Déposé le vendredi 28 octobre 2022
En traitement
Déposé par : Le Gouvernement

Au titre de la quote-part de la France et dans la limite d’un plafond de 1006 millions d’euros, le ministre chargé de l’économie est autorisé à octroyer, à titre gratuit, la garantie de l’État à l’Union européenne au titre des prêts que celle-ci accorde à l’Ukraine conformément aux dispositions de la décision (UE) 2022/1628 du Parlement européen et du Conseil du 20 septembre 2022 accordant une assistance macrofinancière exceptionnelle à l’Ukraine, renforçant le fonds commun de provisionnement par des garanties des États membres, et modifiant la décision (UE) 2022/1201, et conformément aux conclusions du Conseil européen des 30 et 31 mai 2022 et des 23 et 24 juin 2022.

L’octroi de la garantie est subordonné à la conclusion d’un accord avec la Commission européenne prévoyant notamment les conditions d’appel de cette garantie, et la date à laquelle celle-ci prend fin.

Exposé sommaire

L’assistance macrofinancière (AMF) de l’Union européenne (UE) est un instrument financier qui permet de répondre à des besoins exceptionnels de financement extérieur de pays proches de l’Union européenne (UE). En dehors du contexte exceptionnel que connaît actuellement l’Ukraine à la suite de l’agression russe initiée le 24 février 2022, l’assistance macrofinancière prend la forme de prêts financés par des fonds levés par la Commission européenne sur les marchés et garantis par le budget de l’UE à hauteur de 9%, parfois complétés par une part de dons financés par le budget de l’UE. Son objectif est de rétablir une situation financière extérieure équilibrée, tout en encourageant les ajustements économiques et les réformes structurelles nécessaires. Les fonds d’AMF sont versés aux banques centrales des pays bénéficiaires et peuvent être mobilisés à différentes fins (réserves obligatoires, intervention sur les marchés de changes ou appui budgétaire).
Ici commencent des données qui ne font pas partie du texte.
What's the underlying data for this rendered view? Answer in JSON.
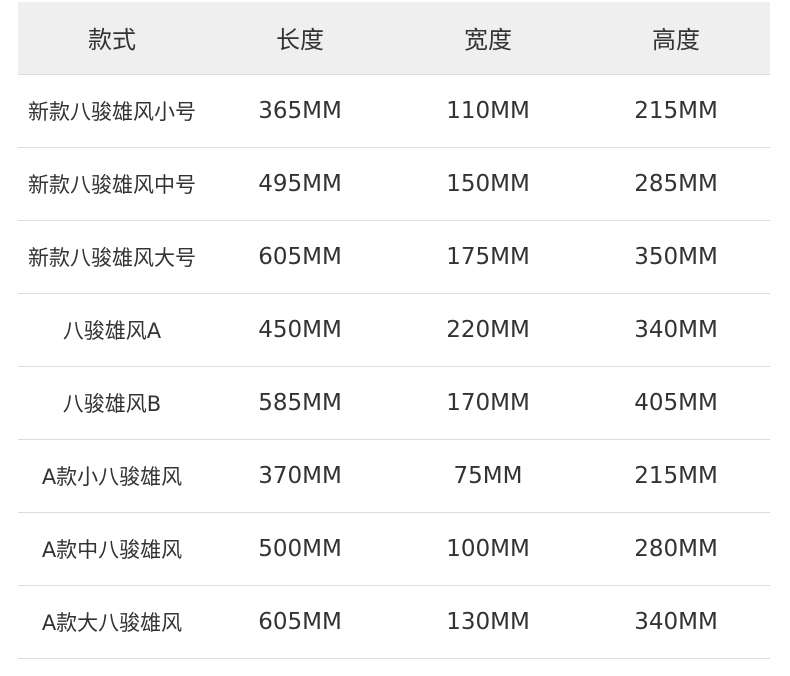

Entre 2014 et 2021, l’UE a soutenu les réformes essentielles en Ukraine afin d’attirer les investissements, stimuler la productivité et relever le niveau de vie à moyen terme. Ce soutien a notamment pris la forme de cinq opérations consécutives d’AMF constituées de prêts pour un montant global de 5,6 Md€ sur la période, dont 5 Md€ ont été effectivement décaissés.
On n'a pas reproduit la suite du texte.